The first was looking for a death date an place for Jeannie Coe's grandfather. He was in the 1910 Washington census and disappeared before the 1920 census. I suggested trying the Idaho and Oregon Death indexes in the library, and also the possibility that he went to live with one or the other of his children and possibly died where the child lived.
The next was a query from Inez Hodge on looking for the correct date of birth of an ancestor. She had a birth record and a death record that told his age in years, months and days and the two dates were not the same. I used the date calculator in PAF to come up with his date of birth from his death record, which was about six months earlier than his birth record, so was the death age wrong, could be since the birth information on a death certificate could be incorrect due to the informant not knowing. Inez came up afterwards and said if the death information date was correct he would have been born less than nine months after his parents were married, so they may have changed his birth record to show his birth nine months after the marriage.
Joan Martin had a query about an Italian family in New York City between 1900 and 1910, and the panel was not much help on this query, Barbara did find a possible marriage for the lady Joan was looking for, but other than that we did not find much to help her.
Gerry Gosche sent several queries, one on the Ship the Fortune that tradition says her ancestor left Ireland on in 1848, was shipwrecked and they went back to Ireland and got on another ship to America. She was not able to find a passenger record in New York and wondered if this story was true. The internet had several ships called the Fortune, but none of us could find anything about it being shipwrecked in 1848 or any other date. I checked the New York Times website and they had a review of a book where the people in the book had been shipwrecked in 1848 on leaving Ireland , came back to Ireland and eventually came to the USA. The panel suggested for Gerry to try alternate ports of entry, Boston, Philadelphia or even Canada.
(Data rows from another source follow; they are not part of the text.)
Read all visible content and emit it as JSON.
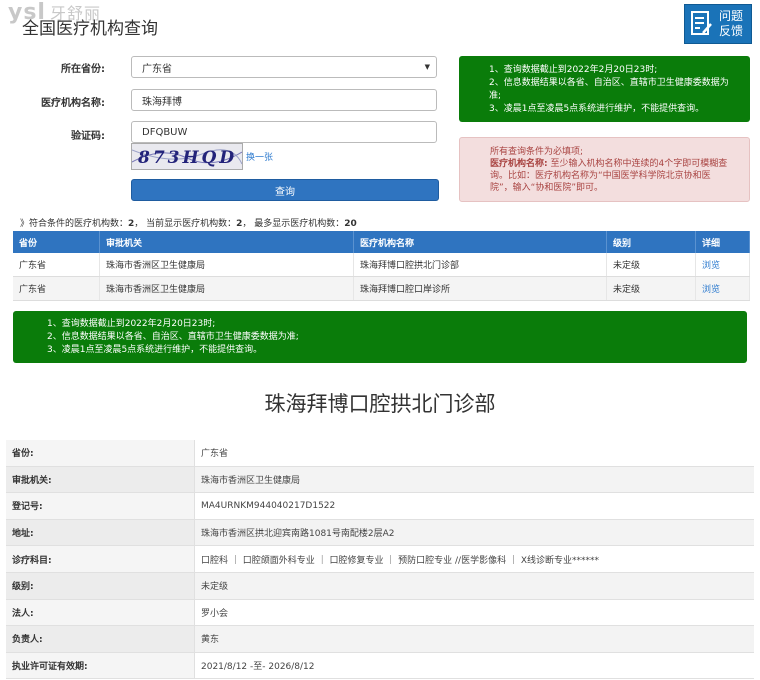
{
  "watermark": {
    "latin": "ysl",
    "cn": "牙舒丽"
  },
  "title": "全国医疗机构查询",
  "feedback": {
    "line1": "问题",
    "line2": "反馈",
    "icon": "edit-question-icon"
  },
  "form": {
    "province_label": "所在省份:",
    "province_value": "广东省",
    "name_label": "医疗机构名称:",
    "name_value": "珠海拜博",
    "captcha_label": "验证码:",
    "captcha_value": "DFQBUW",
    "captcha_image_text": "873HQD",
    "refresh_label": "换一张",
    "submit_label": "查询"
  },
  "notice": [
    "1、查询数据截止到2022年2月20日23时;",
    "2、信息数据结果以各省、自治区、直辖市卫生健康委数据为准;",
    "3、凌晨1点至凌晨5点系统进行维护，不能提供查询。"
  ],
  "notice_wrapped": [
    "1、查询数据截止到2022年2月20日23时;",
    "2、信息数据结果以各省、自治区、直辖市卫生健康委数据为",
    "准;",
    "3、凌晨1点至凌晨5点系统进行维护，不能提供查询。"
  ],
  "requirement": {
    "line1": "所有查询条件为必填项;",
    "label": "医疗机构名称:",
    "line2": " 至少输入机构名称中连续的4个字即可模糊查",
    "line3": "询。比如：医疗机构名称为“中国医学科学院北京协和医",
    "line4": "院”，输入“协和医院”即可。"
  },
  "summary": {
    "prefix": "》符合条件的医疗机构数：",
    "match_count": "2",
    "mid": "， 当前显示医疗机构数：",
    "shown_count": "2",
    "mid2": "， 最多显示医疗机构数：",
    "max_count": "20"
  },
  "results": {
    "headers": [
      "省份",
      "审批机关",
      "医疗机构名称",
      "级别",
      "详细"
    ],
    "rows": [
      [
        "广东省",
        "珠海市香洲区卫生健康局",
        "珠海拜博口腔拱北门诊部",
        "未定级",
        "浏览"
      ],
      [
        "广东省",
        "珠海市香洲区卫生健康局",
        "珠海拜博口腔口岸诊所",
        "未定级",
        "浏览"
      ]
    ]
  },
  "detail": {
    "title": "珠海拜博口腔拱北门诊部",
    "rows": [
      [
        "省份:",
        "广东省"
      ],
      [
        "审批机关:",
        "珠海市香洲区卫生健康局"
      ],
      [
        "登记号:",
        "MA4URNKM944040217D1522"
      ],
      [
        "地址:",
        "珠海市香洲区拱北迎宾南路1081号南配楼2层A2"
      ],
      [
        "诊疗科目:",
        "口腔科 ｜ 口腔颌面外科专业 ｜ 口腔修复专业 ｜ 预防口腔专业 //医学影像科 ｜ X线诊断专业******"
      ],
      [
        "级别:",
        "未定级"
      ],
      [
        "法人:",
        "罗小会"
      ],
      [
        "负责人:",
        "黄东"
      ],
      [
        "执业许可证有效期:",
        "2021/8/12 -至- 2026/8/12"
      ]
    ]
  },
  "colors": {
    "primary": "#2f74c0",
    "notice_green": "#0a7c0a",
    "warning_bg": "#f3dede",
    "warning_text": "#a94442"
  }
}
Gerry's next query was on looking for birth mother of a child of a serviceman and a lady in Taiwan in the 1960s. Bill had been in Taiwan as a serviceman and he suggested the American Embassy, and we suggested birth records, but with so little to go on that may never be solved.
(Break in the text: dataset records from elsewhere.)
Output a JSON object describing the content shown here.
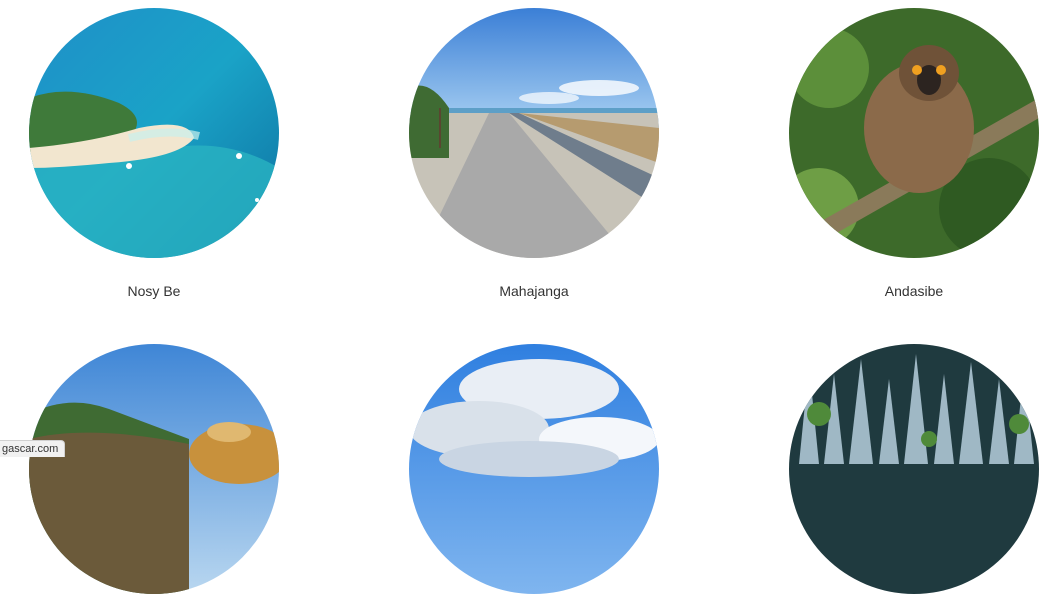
{
  "destinations": [
    {
      "name": "Nosy Be",
      "image": "tropical-island-beach-photo"
    },
    {
      "name": "Mahajanga",
      "image": "seaside-promenade-photo"
    },
    {
      "name": "Andasibe",
      "image": "lemur-on-branch-photo"
    },
    {
      "name": "",
      "image": "hills-and-forest-photo"
    },
    {
      "name": "",
      "image": "cloudy-sky-photo"
    },
    {
      "name": "",
      "image": "stone-forest-tsingy-photo"
    }
  ],
  "status_bar": {
    "url_text": "gascar.com"
  }
}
Gerry's next query was looking for a surveyor Thomas Gallagher that supposedly disappeared in the 1860s in “Indian territory”. While the government was surveying for a railroad about then and the area was starting to be settled it is possible he may never be found. I did have a suggestion on how I found my great-great grandfather was a surveyor, I checked the DAR books in the library on Washington Pioneers, and there was many pages listing my great great grandfather, and so I checked them. It was copies of deeds he had surveyed as the county surveyor in Missouri. So maybe the DAR had collected some information on her Thomas Gallagher.
Gerry's last query was what happened to the Lockwood Studios and their old pictures? I checked the city directories and followed the Lockwood studios to the Valley, and through a name change to Cunningham Studios which is still operating here in Spokane.
At the end the panel opened it up to queries from the audience, and also help from the audience.